Electrical – STM32 ADC and timer(s): Measuring moving average peak voltage of PWM signal with varying amplitude

adcstm32timer

I want to measure a moving average of the amplitude of a fix frequency, fixed dutycyle PWM signal with slowly varying amplitude but in a noisy environment (DC motors).

I want to use as little as possible CPU power to do this and have the ADC do this for me. I have an internal signal coming from a timer that is in sync with the signal to measure. I can use this as a trigger.

Below is what I try to do:
enter image description here

  1. use the internal trigger from the timer on the chip that actually generates the PWM signal

  2. wait 1/4th of the onPeriod before taking any samples to filter out rising time or overshoot

  3. then take N samples and filter out noise by taking the arithmetic average
  4. keep a constant moving average of the M past cycles (3 in the drawing, 100 in reality)

  5. Store this result in an ADC register such that the application can always retrieve the last 100ms average

So far, I figured out 1 (interconnect of timer output channel and ADC external trigger) and 3 (oversampling) by reading the reference manual and think I can do 2 by using a basic timer inbetween first timer output and ADC. But I completely struggle with 4 and 5.

Can this be done? I am using STM32L4 and F4/7.

Best Answer

If it were only a small number of averages then I would create a shift register.

Pseudo code for a small number of averages.

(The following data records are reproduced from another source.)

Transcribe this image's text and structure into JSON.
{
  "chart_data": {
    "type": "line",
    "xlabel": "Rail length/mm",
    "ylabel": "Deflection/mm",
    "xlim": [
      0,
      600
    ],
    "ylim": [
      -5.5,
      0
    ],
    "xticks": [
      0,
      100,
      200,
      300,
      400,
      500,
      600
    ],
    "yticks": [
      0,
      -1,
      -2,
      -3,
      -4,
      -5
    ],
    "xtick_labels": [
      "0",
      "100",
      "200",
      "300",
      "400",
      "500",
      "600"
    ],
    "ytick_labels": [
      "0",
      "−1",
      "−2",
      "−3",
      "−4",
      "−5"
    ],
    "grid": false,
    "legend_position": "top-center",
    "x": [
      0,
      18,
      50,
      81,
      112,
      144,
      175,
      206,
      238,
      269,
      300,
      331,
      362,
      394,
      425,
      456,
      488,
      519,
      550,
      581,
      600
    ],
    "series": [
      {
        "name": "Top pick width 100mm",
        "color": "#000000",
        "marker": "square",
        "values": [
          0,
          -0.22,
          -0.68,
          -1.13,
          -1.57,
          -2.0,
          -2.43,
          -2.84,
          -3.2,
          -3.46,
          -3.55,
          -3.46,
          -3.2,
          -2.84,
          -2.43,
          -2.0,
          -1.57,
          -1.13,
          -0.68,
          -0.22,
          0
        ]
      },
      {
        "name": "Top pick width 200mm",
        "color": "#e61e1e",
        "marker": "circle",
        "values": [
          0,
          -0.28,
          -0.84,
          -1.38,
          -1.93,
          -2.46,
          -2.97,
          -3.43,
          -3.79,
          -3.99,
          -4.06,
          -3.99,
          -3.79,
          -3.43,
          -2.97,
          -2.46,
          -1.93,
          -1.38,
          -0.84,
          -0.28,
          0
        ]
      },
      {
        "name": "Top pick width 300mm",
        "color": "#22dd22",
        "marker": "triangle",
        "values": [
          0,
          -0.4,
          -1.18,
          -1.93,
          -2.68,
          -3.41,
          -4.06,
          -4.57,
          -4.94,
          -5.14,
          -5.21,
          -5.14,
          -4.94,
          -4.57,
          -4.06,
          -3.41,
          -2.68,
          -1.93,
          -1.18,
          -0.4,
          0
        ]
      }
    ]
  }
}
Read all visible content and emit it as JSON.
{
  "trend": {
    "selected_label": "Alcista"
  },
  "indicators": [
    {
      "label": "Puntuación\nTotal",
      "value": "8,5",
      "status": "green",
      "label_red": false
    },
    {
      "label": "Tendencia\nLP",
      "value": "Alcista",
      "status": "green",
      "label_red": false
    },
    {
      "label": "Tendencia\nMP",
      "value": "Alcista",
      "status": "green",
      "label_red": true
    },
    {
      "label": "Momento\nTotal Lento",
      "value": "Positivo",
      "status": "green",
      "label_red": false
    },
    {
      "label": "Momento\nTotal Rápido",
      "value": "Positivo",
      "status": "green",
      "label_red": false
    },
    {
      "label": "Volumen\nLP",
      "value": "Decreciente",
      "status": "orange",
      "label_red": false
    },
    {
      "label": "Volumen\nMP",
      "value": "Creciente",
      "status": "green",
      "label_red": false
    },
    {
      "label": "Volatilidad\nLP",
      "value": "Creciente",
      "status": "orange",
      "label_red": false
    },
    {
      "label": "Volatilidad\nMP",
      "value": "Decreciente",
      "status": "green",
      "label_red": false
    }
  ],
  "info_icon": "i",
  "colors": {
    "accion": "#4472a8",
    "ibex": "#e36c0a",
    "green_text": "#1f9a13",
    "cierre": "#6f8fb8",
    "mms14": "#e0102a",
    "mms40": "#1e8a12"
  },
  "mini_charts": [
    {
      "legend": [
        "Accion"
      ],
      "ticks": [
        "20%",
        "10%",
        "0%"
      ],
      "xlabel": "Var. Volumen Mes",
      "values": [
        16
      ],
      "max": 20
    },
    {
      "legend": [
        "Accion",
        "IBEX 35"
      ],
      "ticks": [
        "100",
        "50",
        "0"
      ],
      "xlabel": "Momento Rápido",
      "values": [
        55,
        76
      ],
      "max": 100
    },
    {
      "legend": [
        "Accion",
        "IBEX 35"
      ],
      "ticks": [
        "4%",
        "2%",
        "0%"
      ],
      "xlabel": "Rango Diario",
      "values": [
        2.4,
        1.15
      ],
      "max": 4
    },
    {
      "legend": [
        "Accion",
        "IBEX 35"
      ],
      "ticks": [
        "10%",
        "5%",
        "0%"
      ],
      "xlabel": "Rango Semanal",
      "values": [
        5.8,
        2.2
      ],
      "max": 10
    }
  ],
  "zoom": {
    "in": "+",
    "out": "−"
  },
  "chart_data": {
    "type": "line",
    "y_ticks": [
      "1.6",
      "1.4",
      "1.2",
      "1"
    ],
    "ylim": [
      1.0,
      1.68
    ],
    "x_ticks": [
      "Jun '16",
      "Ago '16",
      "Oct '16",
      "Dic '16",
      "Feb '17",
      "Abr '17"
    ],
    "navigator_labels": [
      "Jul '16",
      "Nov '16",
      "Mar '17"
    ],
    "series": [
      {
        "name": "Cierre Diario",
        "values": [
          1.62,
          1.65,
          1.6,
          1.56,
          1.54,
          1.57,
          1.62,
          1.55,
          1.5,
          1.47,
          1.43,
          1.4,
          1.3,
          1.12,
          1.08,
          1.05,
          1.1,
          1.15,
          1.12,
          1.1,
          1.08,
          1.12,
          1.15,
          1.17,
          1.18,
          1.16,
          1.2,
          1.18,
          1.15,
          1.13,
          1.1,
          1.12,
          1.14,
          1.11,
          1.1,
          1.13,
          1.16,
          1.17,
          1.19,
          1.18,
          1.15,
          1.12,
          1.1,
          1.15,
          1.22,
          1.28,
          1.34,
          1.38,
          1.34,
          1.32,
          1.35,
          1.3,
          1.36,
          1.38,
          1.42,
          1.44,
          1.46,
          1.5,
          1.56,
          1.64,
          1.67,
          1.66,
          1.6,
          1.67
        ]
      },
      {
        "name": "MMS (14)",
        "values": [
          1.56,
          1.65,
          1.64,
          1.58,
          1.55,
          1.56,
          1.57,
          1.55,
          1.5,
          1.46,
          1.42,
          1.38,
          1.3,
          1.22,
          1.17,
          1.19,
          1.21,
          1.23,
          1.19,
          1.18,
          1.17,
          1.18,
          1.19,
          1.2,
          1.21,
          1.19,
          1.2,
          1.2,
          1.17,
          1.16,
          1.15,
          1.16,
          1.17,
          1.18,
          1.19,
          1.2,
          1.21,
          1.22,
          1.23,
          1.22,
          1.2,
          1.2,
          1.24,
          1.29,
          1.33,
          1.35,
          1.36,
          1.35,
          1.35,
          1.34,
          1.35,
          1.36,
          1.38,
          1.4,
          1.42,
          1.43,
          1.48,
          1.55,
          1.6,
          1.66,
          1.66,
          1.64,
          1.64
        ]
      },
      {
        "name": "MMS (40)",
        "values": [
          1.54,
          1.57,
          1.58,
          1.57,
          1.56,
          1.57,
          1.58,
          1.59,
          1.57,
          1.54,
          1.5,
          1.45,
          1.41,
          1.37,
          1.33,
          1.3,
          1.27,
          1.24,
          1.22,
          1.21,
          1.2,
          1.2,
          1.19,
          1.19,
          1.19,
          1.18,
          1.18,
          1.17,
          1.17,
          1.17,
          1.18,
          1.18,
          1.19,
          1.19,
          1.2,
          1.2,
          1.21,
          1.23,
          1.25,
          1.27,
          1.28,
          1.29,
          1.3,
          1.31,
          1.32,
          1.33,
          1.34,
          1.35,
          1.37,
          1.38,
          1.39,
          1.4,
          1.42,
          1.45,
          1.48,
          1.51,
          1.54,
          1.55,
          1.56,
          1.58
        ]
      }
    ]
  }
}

function movingAverage(pulseAverage) {
  static register[2];          // 3 registers
  register[2] = register[1];   // data shift
  register[1] = register[0];   // data shift
  register[0] = pulseAverage;  // move the input into the array
  return (register[2] + register[1] + register[0]) / 3;
}

For a larger number such as the 100 in your question this may use up too much precious RAM in a microprocessor. Instead, I would consider running an "eternal average", averaging all the values since the unit powered up. For example, in your 100 cycle average you would calculate the new average as $$ avg = \frac {avg \times 99 + newRead}{100} $$.

This is very simple and requires only one variable. The downside is that it is a little more sluggish in its response. A quick spreadsheet simulation shows the following with averages of the last three cycles and "eternal average" with a weight of 1/3 for the new reading.

enter image description here

Figure 1. Simulation results.

You can try this out quite quickly in a spreadsheet.